Fin-PRM: A Domain-Specialized Process Reward Model for Financial Reasoning in Large Language Models

Paper · arXiv 2508.15202 · Published August 21, 2025
Reinforcement Learning

Process Reward Models (PRMs) have emerged as a promising framework for supervising intermediate reasoning in large language models (LLMs), yet existing PRMs are primarily trained on general or Science, Technology, Engineering, and Mathematics (STEM) domains and fall short in domain-specific contexts such as finance, where reasoning is more structured, symbolic, and sensitive to factual and regulatory correctness. We introduce Fin-PRM, a domainspecialized, trajectory-aware PRM tailored to evaluate intermediate reasoning steps in financial tasks. Fin-PRM integrates step-level and trajectory-level reward supervision, enabling fine-grained evaluation of reasoning traces aligned with financial logic. We apply Fin-PRM in both offline and online reward learning settings, supporting three key applications: (i) selecting high-quality reasoning trajectories for distillation-based supervised fine-tuning, (ii) providing dense process-level rewards for reinforcement learning, and (iii) guiding reward-informed Best-of-N inference at test time. Experimental results on financial reasoning benchmarks, including CFLUE and FinQA, demonstrate that Fin-PRM consistently outperforms general-purpose PRMs and strong domain baselines in trajectory selection quality.

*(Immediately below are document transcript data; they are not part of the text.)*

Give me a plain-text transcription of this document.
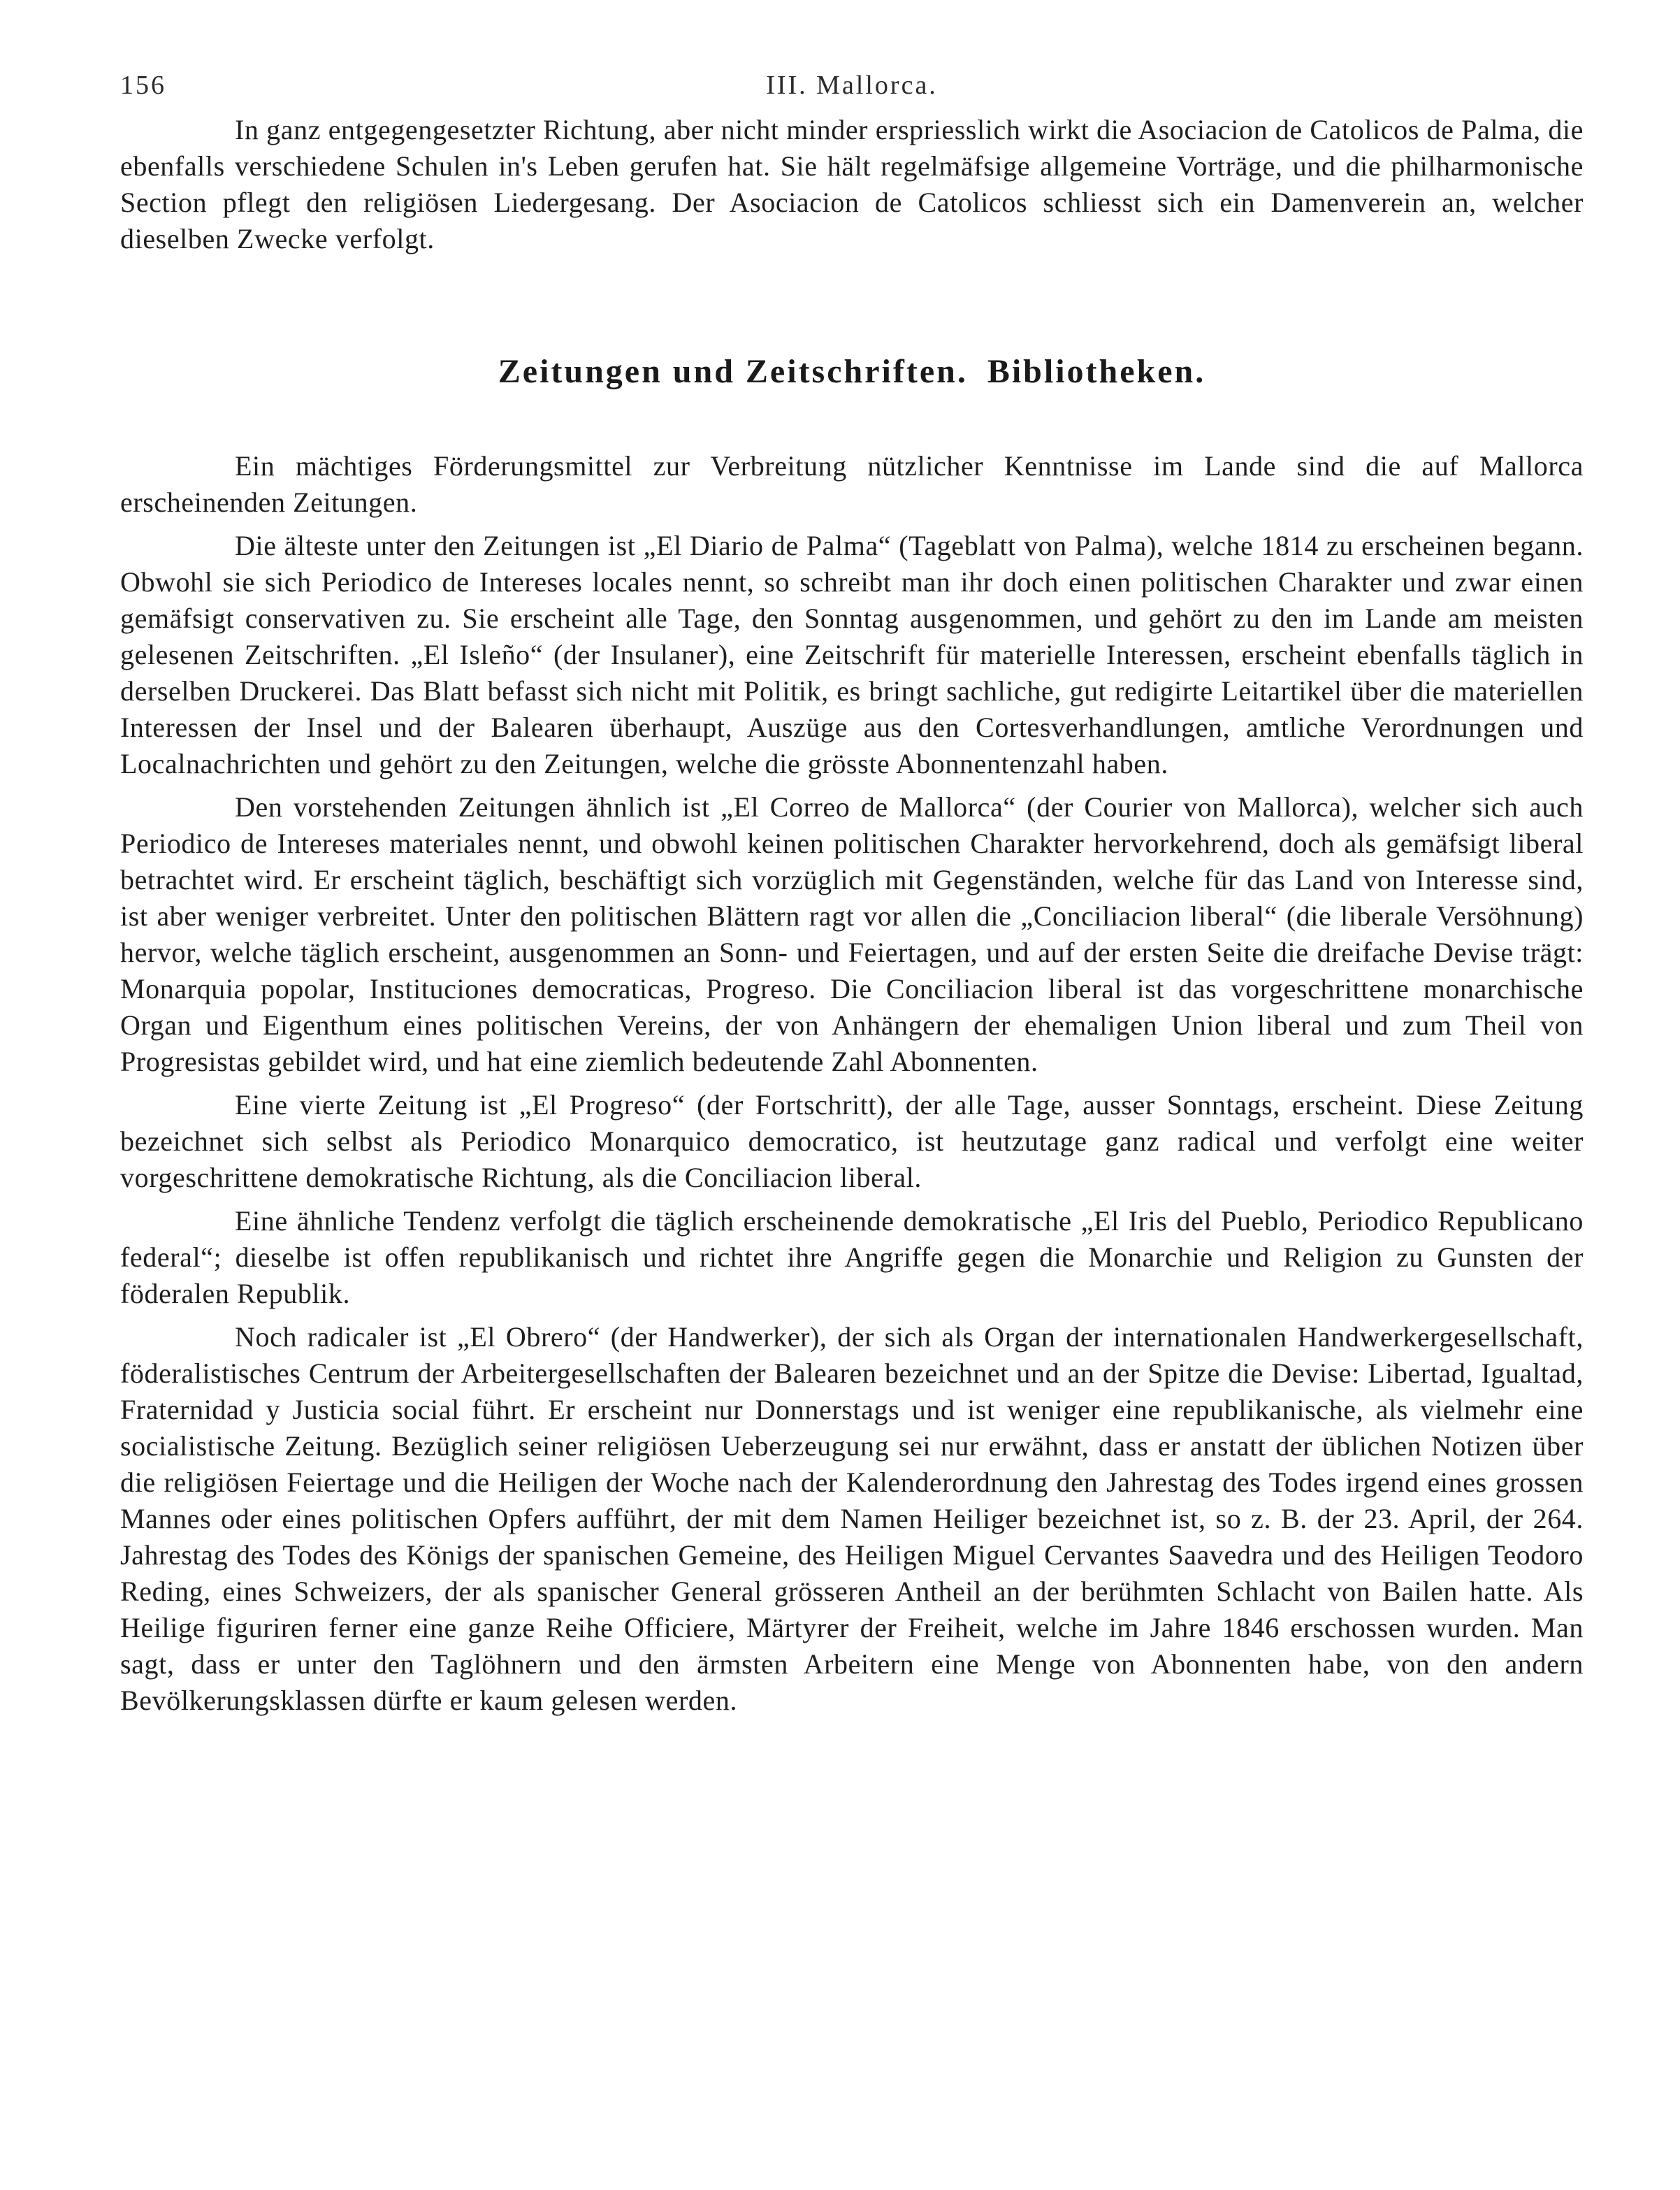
156	III. Mallorca.

In ganz entgegengesetzter Richtung, aber nicht minder erspriesslich wirkt die Asociacion de Catolicos de Palma, die ebenfalls verschiedene Schulen in's Leben gerufen hat. Sie hält regelmäfsige allgemeine Vorträge, und die philharmonische Section pflegt den religiösen Liedergesang. Der Asociacion de Catolicos schliesst sich ein Damenverein an, welcher dieselben Zwecke verfolgt.

Zeitungen und Zeitschriften. Bibliotheken.

Ein mächtiges Förderungsmittel zur Verbreitung nützlicher Kenntnisse im Lande sind die auf Mallorca erscheinenden Zeitungen.

Die älteste unter den Zeitungen ist „El Diario de Palma“ (Tageblatt von Palma), welche 1814 zu erscheinen begann. Obwohl sie sich Periodico de Intereses locales nennt, so schreibt man ihr doch einen politischen Charakter und zwar einen gemäfsigt conservativen zu. Sie erscheint alle Tage, den Sonntag ausgenommen, und gehört zu den im Lande am meisten gelesenen Zeitschriften. „El Isleño“ (der Insulaner), eine Zeitschrift für materielle Interessen, erscheint ebenfalls täglich in derselben Druckerei. Das Blatt befasst sich nicht mit Politik, es bringt sachliche, gut redigirte Leitartikel über die materiellen Interessen der Insel und der Balearen überhaupt, Auszüge aus den Cortesverhandlungen, amtliche Verordnungen und Localnachrichten und gehört zu den Zeitungen, welche die grösste Abonnentenzahl haben.

Den vorstehenden Zeitungen ähnlich ist „El Correo de Mallorca“ (der Courier von Mallorca), welcher sich auch Periodico de Intereses materiales nennt, und obwohl keinen politischen Charakter hervorkehrend, doch als gemäfsigt liberal betrachtet wird. Er erscheint täglich, beschäftigt sich vorzüglich mit Gegenständen, welche für das Land von Interesse sind, ist aber weniger verbreitet. Unter den politischen Blättern ragt vor allen die „Conciliacion liberal“ (die liberale Versöhnung) hervor, welche täglich erscheint, ausgenommen an Sonn- und Feiertagen, und auf der ersten Seite die dreifache Devise trägt: Monarquia popolar, Instituciones democraticas, Progreso. Die Conciliacion liberal ist das vorgeschrittene monarchische Organ und Eigenthum eines politischen Vereins, der von Anhängern der ehemaligen Union liberal und zum Theil von Progresistas gebildet wird, und hat eine ziemlich bedeutende Zahl Abonnenten.

Eine vierte Zeitung ist „El Progreso“ (der Fortschritt), der alle Tage, ausser Sonntags, erscheint. Diese Zeitung bezeichnet sich selbst als Periodico Monarquico democratico, ist heutzutage ganz radical und verfolgt eine weiter vorgeschrittene demokratische Richtung, als die Conciliacion liberal.

Eine ähnliche Tendenz verfolgt die täglich erscheinende demokratische „El Iris del Pueblo, Periodico Republicano federal“; dieselbe ist offen republikanisch und richtet ihre Angriffe gegen die Monarchie und Religion zu Gunsten der föderalen Republik.

Noch radicaler ist „El Obrero“ (der Handwerker), der sich als Organ der internationalen Handwerkergesellschaft, föderalistisches Centrum der Arbeitergesellschaften der Balearen bezeichnet und an der Spitze die Devise: Libertad, Igualtad, Fraternidad y Justicia social führt. Er erscheint nur Donnerstags und ist weniger eine republikanische, als vielmehr eine socialistische Zeitung. Bezüglich seiner religiösen Ueberzeugung sei nur erwähnt, dass er anstatt der üblichen Notizen über die religiösen Feiertage und die Heiligen der Woche nach der Kalenderordnung den Jahrestag des Todes irgend eines grossen Mannes oder eines politischen Opfers aufführt, der mit dem Namen Heiliger bezeichnet ist, so z. B. der 23. April, der 264. Jahrestag des Todes des Königs der spanischen Gemeine, des Heiligen Miguel Cervantes Saavedra und des Heiligen Teodoro Reding, eines Schweizers, der als spanischer General grösseren Antheil an der berühmten Schlacht von Bailen hatte. Als Heilige figuriren ferner eine ganze Reihe Officiere, Märtyrer der Freiheit, welche im Jahre 1846 erschossen wurden. Man sagt, dass er unter den Taglöhnern und den ärmsten Arbeitern eine Menge von Abonnenten habe, von den andern Bevölkerungsklassen dürfte er kaum gelesen werden.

Introduction. Large Language Models (LLMs) have demonstrated remarkable capabilities in complex reasoning tasks, leading to their increasing application in specialized domains such as finance(Yang, Liu, and Wang 2023; Zhu et al. 2025). However, financial reasoning tasks like financial statement analysis, investment strategy formulation, and regulatory compliance assessment demand a level of precision, factuality, and logical coherence that pushes the limits of current models. Therefore, a critical research direction is to align LLM reasoning pathways with expert cognitive processes monitoring tools, such as PRMs (Lightman et al. 2023a; Zhang et al. 2025; Setlur et al. 2024). PRMs selects the best one from multiple responses, often as part of test-time scaling strategies like Best-of-N (Khalifa et al. 2025; Liu et al. 2025), and gives scalarized reward signals to reinforcement learning progress (Zou et al. 2025; Cui et al. 2025).

Discussion / Conclusion. Our experimental results across SFT, Best-of-N, and RL applications consistently demonstrate that Fin-PRM outperforms general-purpose baselines. This success validates our central thesis: for high-stakes domains like finance, effective process supervision requires a reward model that is not just logically coherent but deeply specialized and factually grounded. The key to Fin-PRM’s performance is its duallevel, knowledge-aware architecture. By integrating verifiable reward components (racc and rcover) grounded in an expert-derived knowledge base, Fin-PRM moves beyond assessing mere logical plausibility to penalizing factual hallucinations. This confirms that for domains where truth is non-negotiable, a hybrid approach combining LLM-based qualitative assessment with explicit knowledge verification is critical. While this framework provides a robust proof-of-concept, we acknowledge several limitations that open important avenues for future research: the construction of our 3k-sample dataset, while high-quality, was resource-intensive.